Re: [PATCH 8/9] sched/psi: add kernel cmdline parameter psi_inner_cgroup

From: Johannes Weiner
Date: Wed Aug 03 2022 - 15:22:25 EST


On Wed, Aug 03, 2022 at 07:58:27AM -1000, Tejun Heo wrote:
> Hello,
>
> On Wed, Aug 03, 2022 at 08:17:22PM +0800, Chengming Zhou wrote:
> > > Assuming the above isn't wrong, if we can figure out how we can re-enable
> > > it, which is more difficult as the counters need to be resynchronized with
> > > the current state, that'd be ideal. Then, we can just allow each cgroup to
> > > enable / disable PSI reporting dynamically as they see fit.
> >
> > This method is more fine-grained but more difficult like you said above.
> > I think it may meet most needs to disable PSI stats in intermediate cgroups?
>
> So, I'm not necessarily against implementing something easier but we at
> least wanna get the interface right, so that if we decide to do the full
> thing later we can easily expand on the existing interface. ie. let's please
> not be too hacky. I don't think it'd be that difficult to implement
> per-cgroup disable-only operation that we can later expand to allow
> re-enabling, right?

It should be relatively straight-forward to disable and re-enable
state aggregation, time tracking, averaging on a per-cgroup level, if
we can live with losing history from while it was disabled. I.e. the
avgs will restart from 0, total= will have gaps - should be okay, IMO.

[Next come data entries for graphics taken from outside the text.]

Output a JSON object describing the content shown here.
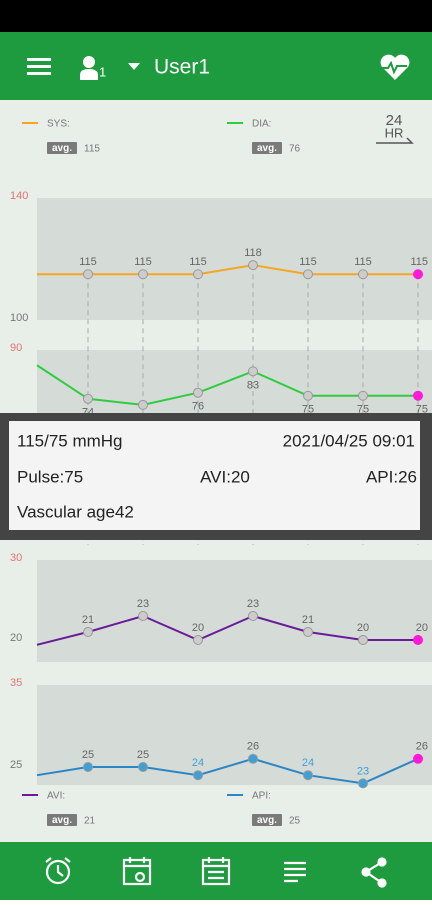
{
  "header": {
    "user_badge": "1",
    "user": "User1"
  },
  "bp_legend": {
    "range_icon": [
      "24",
      "HR"
    ],
    "items": [
      {
        "name": "SYS:",
        "avg_label": "avg.",
        "avg": 115
      },
      {
        "name": "DIA:",
        "avg_label": "avg.",
        "avg": 76
      }
    ]
  },
  "bp_chart": {
    "type": "line",
    "series": [
      {
        "name": "SYS",
        "color": "#f5a623",
        "ylim": [
          100,
          140
        ],
        "yticks": [
          140,
          100
        ],
        "ytick_colors": [
          "#e57373",
          "#777777"
        ],
        "values": [
          115,
          115,
          115,
          115,
          118,
          115,
          115,
          115
        ],
        "value_labels": [
          null,
          "115",
          "115",
          "115",
          "118",
          "115",
          "115",
          "115"
        ],
        "point_color": "#cccccc",
        "last_point_color": "#ff1ad9"
      },
      {
        "name": "DIA",
        "color": "#2ecc40",
        "ylim": [
          50,
          90
        ],
        "yticks": [
          90
        ],
        "ytick_colors": [
          "#e57373"
        ],
        "values": [
          85,
          74,
          72,
          76,
          83,
          75,
          75,
          75
        ],
        "value_labels": [
          null,
          "74",
          null,
          "76",
          "83",
          "75",
          "75",
          "75"
        ],
        "point_color": "#cccccc",
        "last_point_color": "#ff1ad9"
      }
    ]
  },
  "popup": {
    "bp": "115/75 mmHg",
    "time": "2021/04/25 09:01",
    "pulse": "Pulse:75",
    "avi": "AVI:20",
    "api": "API:26",
    "vascular": "Vascular age42"
  },
  "avi_chart": {
    "type": "line",
    "series": [
      {
        "name": "AVI",
        "color": "#6a1b9a",
        "ylim": [
          20,
          30
        ],
        "yticks": [
          30,
          20
        ],
        "ytick_colors": [
          "#e57373",
          "#777777"
        ],
        "values": [
          19.4,
          21,
          23,
          20,
          23,
          21,
          20,
          20
        ],
        "value_labels": [
          null,
          "21",
          "23",
          "20",
          "23",
          "21",
          "20",
          "20"
        ],
        "point_color": "#cccccc",
        "last_point_color": "#ff1ad9"
      }
    ]
  },
  "api_chart": {
    "type": "line",
    "series": [
      {
        "name": "API",
        "color": "#2b86c5",
        "ylim": [
          25,
          35
        ],
        "yticks": [
          35,
          25
        ],
        "ytick_colors": [
          "#e57373",
          "#777777"
        ],
        "values": [
          24,
          25,
          25,
          24,
          26,
          24,
          23,
          26
        ],
        "value_labels": [
          null,
          "25",
          "25",
          "24",
          "26",
          "24",
          "23",
          "26"
        ],
        "value_label_colors": [
          null,
          "#666666",
          "#666666",
          "#3fa0d8",
          "#666666",
          "#3fa0d8",
          "#3fa0d8",
          "#666666"
        ],
        "point_color": "#3fa0d8",
        "last_point_color": "#ff1ad9"
      }
    ]
  },
  "bottom_legend": {
    "items": [
      {
        "name": "AVI:",
        "avg_label": "avg.",
        "avg": 21
      },
      {
        "name": "API:",
        "avg_label": "avg.",
        "avg": 25
      }
    ]
  }
}
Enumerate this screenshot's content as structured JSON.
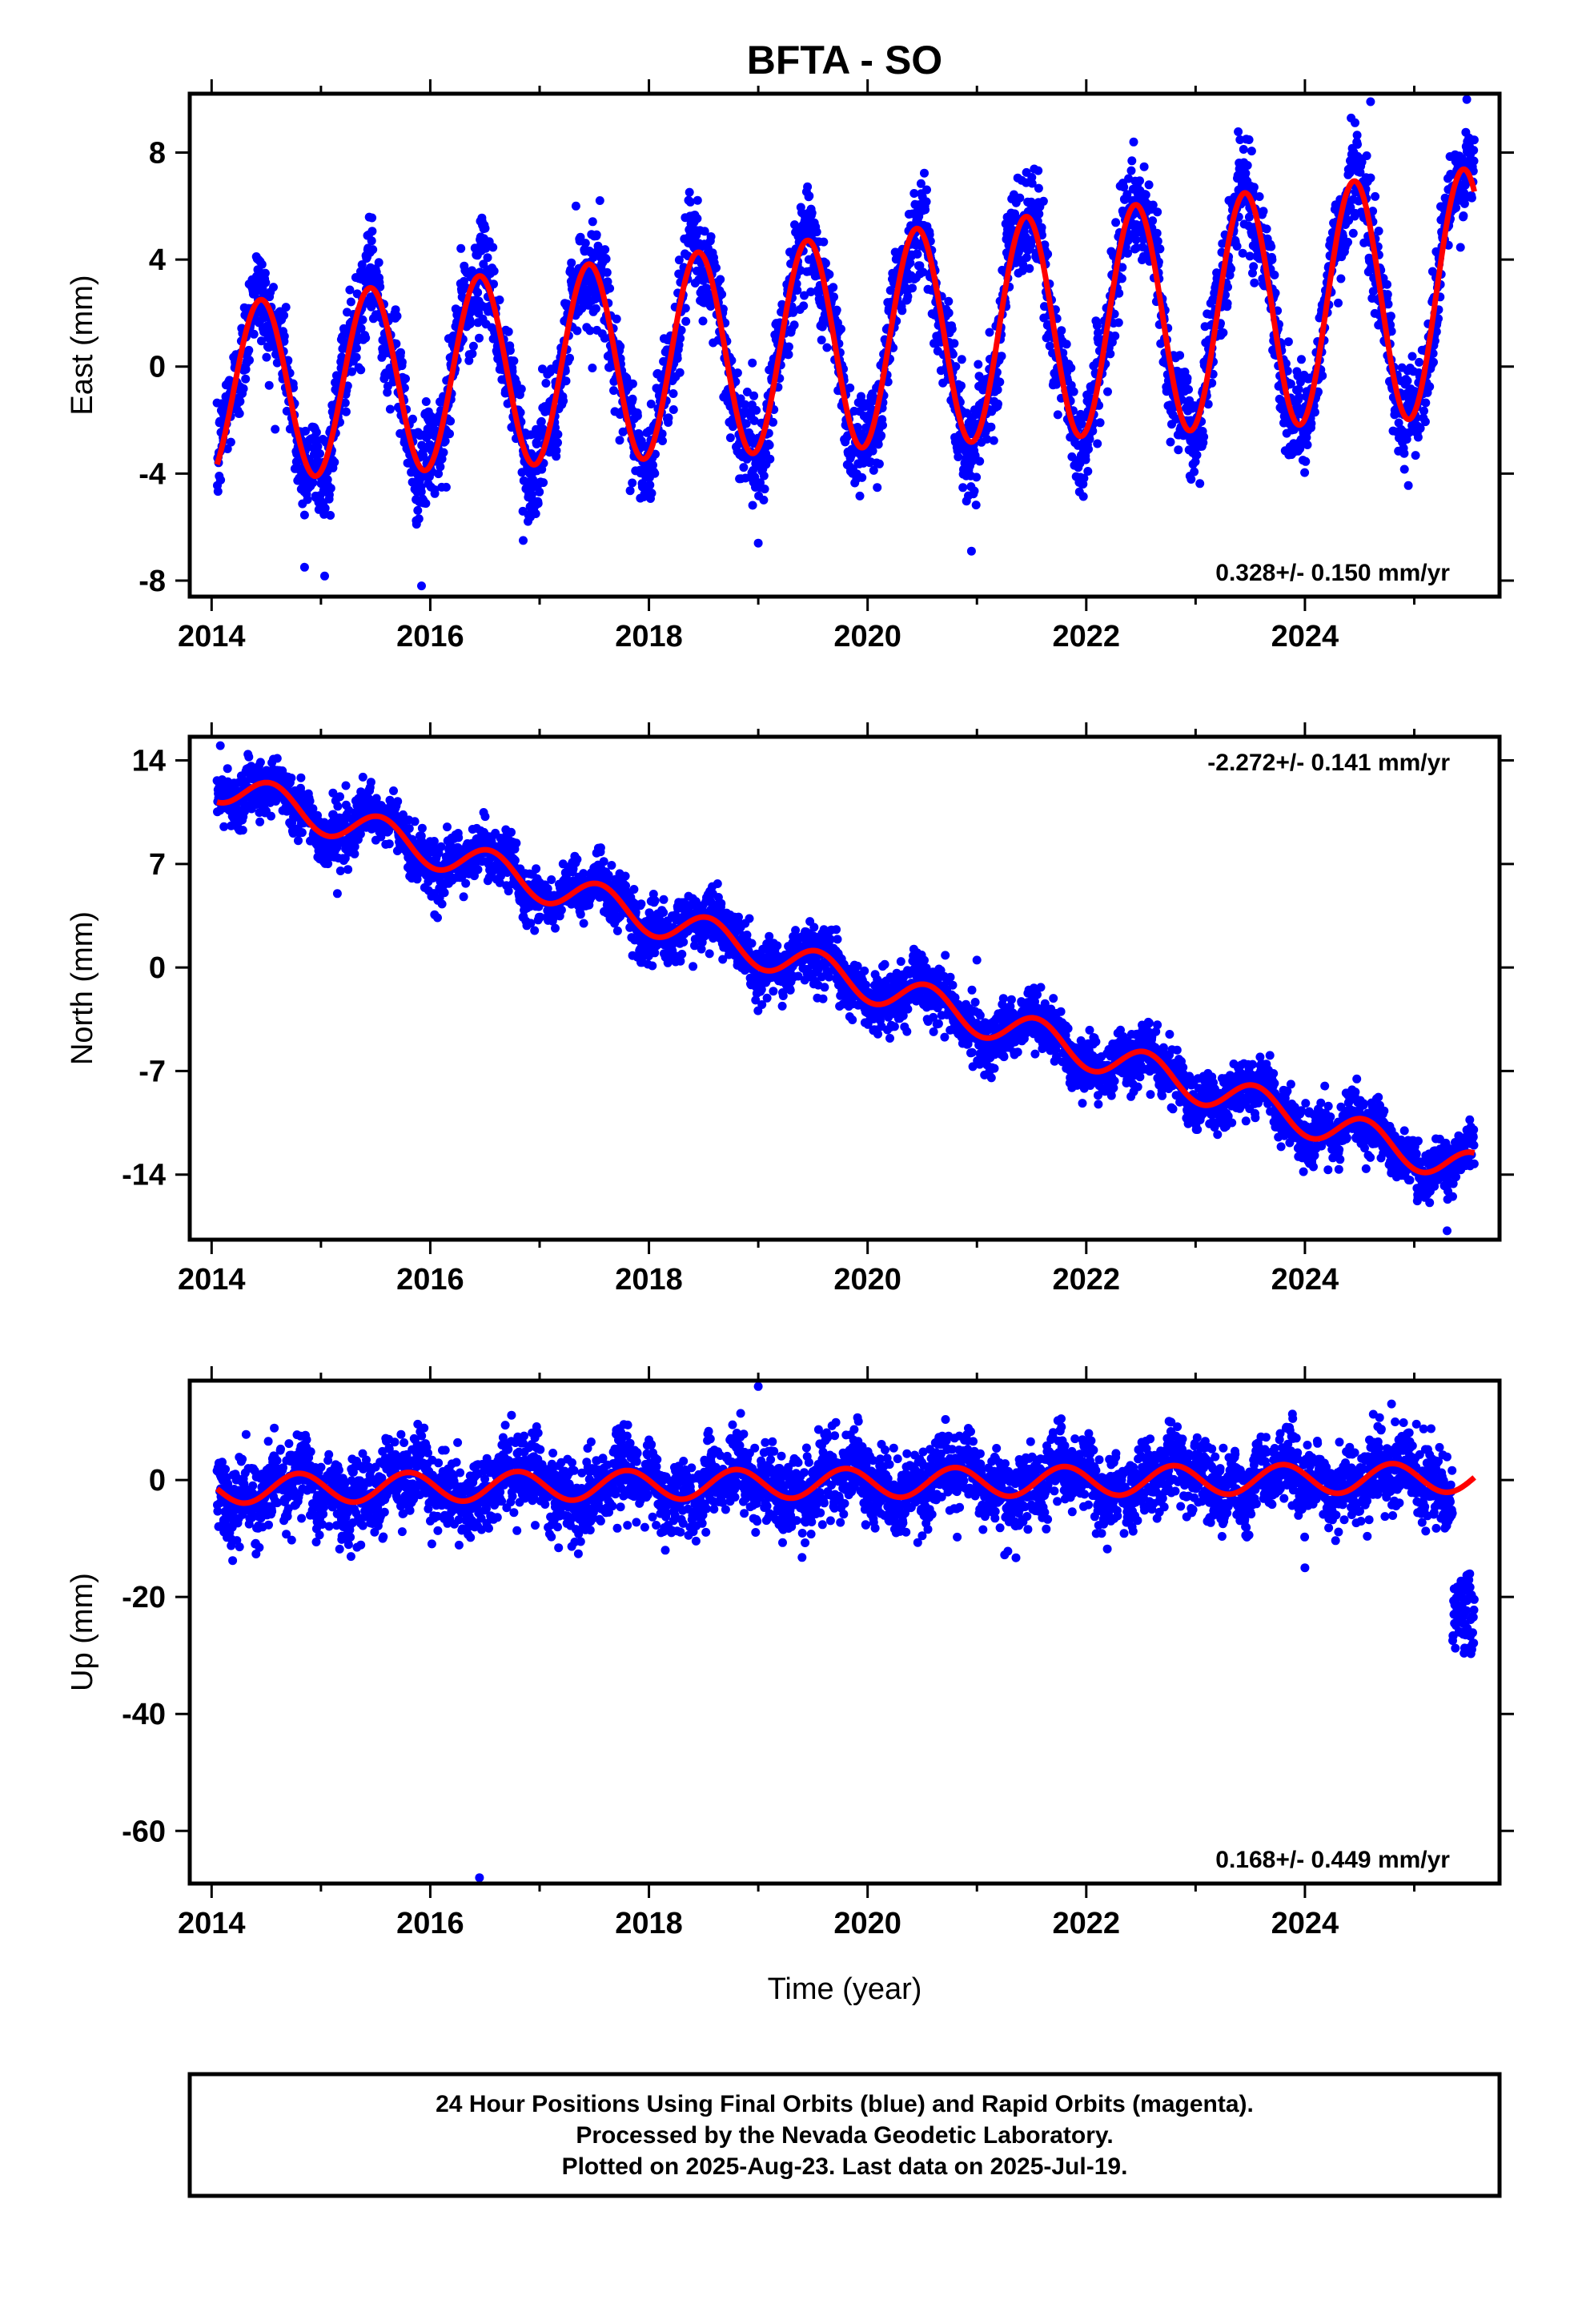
{
  "title": "BFTA - SO",
  "xlabel": "Time (year)",
  "footer": {
    "lines": [
      "24 Hour Positions Using Final Orbits (blue) and Rapid Orbits (magenta).",
      "Processed by the Nevada Geodetic Laboratory.",
      "Plotted on 2025-Aug-23. Last data on 2025-Jul-19."
    ]
  },
  "colors": {
    "points": "#0000ff",
    "model": "#ff0000",
    "axes": "#000000"
  },
  "chart_data": [
    {
      "type": "scatter",
      "name": "east",
      "ylabel": "East (mm)",
      "rate_label": "0.328+/- 0.150 mm/yr",
      "rate_position": "bottom-right",
      "xlim": [
        2013.8,
        2025.78
      ],
      "ylim": [
        -8.6,
        10.2
      ],
      "xticks": [
        2014,
        2016,
        2018,
        2020,
        2022,
        2024
      ],
      "yticks": [
        8,
        4,
        0,
        -4,
        -8
      ],
      "grid": false,
      "data_start": 2014.05,
      "data_end": 2025.55,
      "model": {
        "offset": -1.0,
        "trend": 0.328,
        "annual_amplitude": 3.3,
        "annual_peak_phase": 0.45,
        "amp_growth": 0.035,
        "ref_year": 2014
      },
      "scatter_sd": 0.9,
      "outliers": [
        [
          2014.85,
          -7.5
        ],
        [
          2015.92,
          -8.2
        ],
        [
          2016.85,
          -6.5
        ],
        [
          2019.0,
          -6.6
        ],
        [
          2020.95,
          -6.9
        ],
        [
          2024.6,
          9.9
        ]
      ]
    },
    {
      "type": "scatter",
      "name": "north",
      "ylabel": "North (mm)",
      "rate_label": "-2.272+/- 0.141 mm/yr",
      "rate_position": "top-right",
      "xlim": [
        2013.8,
        2025.78
      ],
      "ylim": [
        -18.4,
        15.6
      ],
      "xticks": [
        2014,
        2016,
        2018,
        2020,
        2022,
        2024
      ],
      "yticks": [
        14,
        7,
        0,
        -7,
        -14
      ],
      "grid": false,
      "data_start": 2014.05,
      "data_end": 2025.55,
      "model": {
        "offset": 12.5,
        "trend": -2.272,
        "annual_amplitude": 1.2,
        "annual_peak_phase": 0.55,
        "amp_growth": 0.0,
        "ref_year": 2014
      },
      "scatter_sd": 0.9,
      "outliers": [
        [
          2014.08,
          15.0
        ],
        [
          2021.0,
          0.5
        ],
        [
          2025.3,
          -17.8
        ],
        [
          2015.15,
          5.0
        ]
      ]
    },
    {
      "type": "scatter",
      "name": "up",
      "ylabel": "Up (mm)",
      "rate_label": "0.168+/- 0.449 mm/yr",
      "rate_position": "bottom-right",
      "xlim": [
        2013.8,
        2025.78
      ],
      "ylim": [
        -69,
        17
      ],
      "xticks": [
        2014,
        2016,
        2018,
        2020,
        2022,
        2024
      ],
      "yticks": [
        0,
        -20,
        -40,
        -60
      ],
      "grid": false,
      "data_start": 2014.05,
      "data_end": 2025.55,
      "model": {
        "offset": -1.5,
        "trend": 0.168,
        "annual_amplitude": 2.5,
        "annual_peak_phase": 0.8,
        "amp_growth": 0.0,
        "ref_year": 2014
      },
      "scatter_sd": 3.2,
      "late_drop": {
        "start": 2025.35,
        "end": 2025.55,
        "min": -30,
        "max": -16
      },
      "outliers": [
        [
          2016.45,
          -68
        ],
        [
          2018.15,
          -12
        ],
        [
          2024.0,
          -15
        ],
        [
          2019.0,
          16
        ]
      ]
    }
  ]
}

Where it gets trickier is also stopping the tracking of task counts in
a cgroup. For re-enabling afterwards, we'd have to freeze scheduler
and cgroup state and find all tasks of interest across all CPUs for
the given cgroup to recreate the counts. I'm not quite sure whether
that's feasible, and if so, whether it's worth the savings.

It might be good to benchmark the two disabling steps independently.
Maybe stopping aggregation while keeping task counts is good enough,
and we can commit to a disable/re-enable interface from the start.

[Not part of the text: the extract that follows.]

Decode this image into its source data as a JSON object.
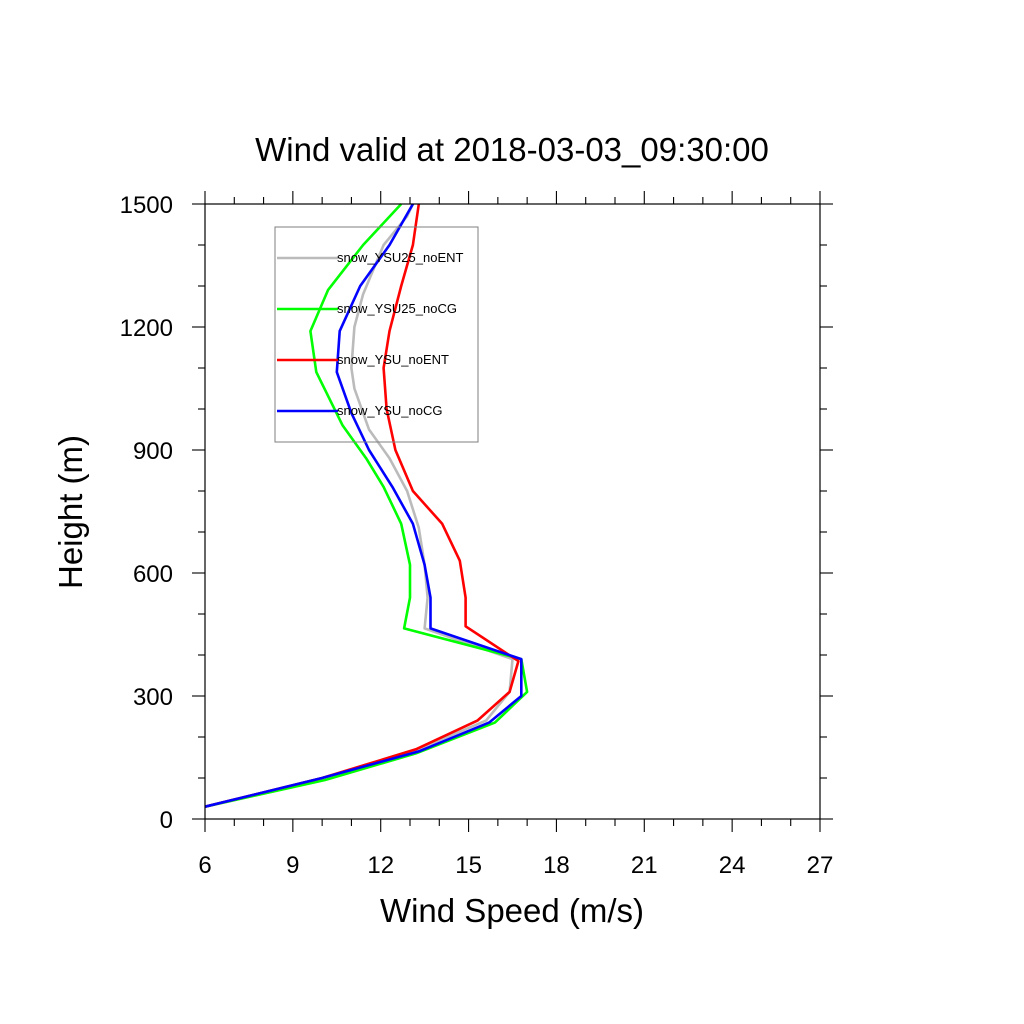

Or maybe it's all in the cachelines and iteration, and stopping the
aggregation while still writing task counts isn't saving much. In that
case we'd have to look closer at reconstructing task counts, to see if
later re-enabling is actually a practical option or whether a one-off
kill switch is more realistic.

Chengming, can you experiment with disabling: record_times(), the
test_state() loop and state_mask construction, and the averaging
worker - while keeping the groupc->tasks updates?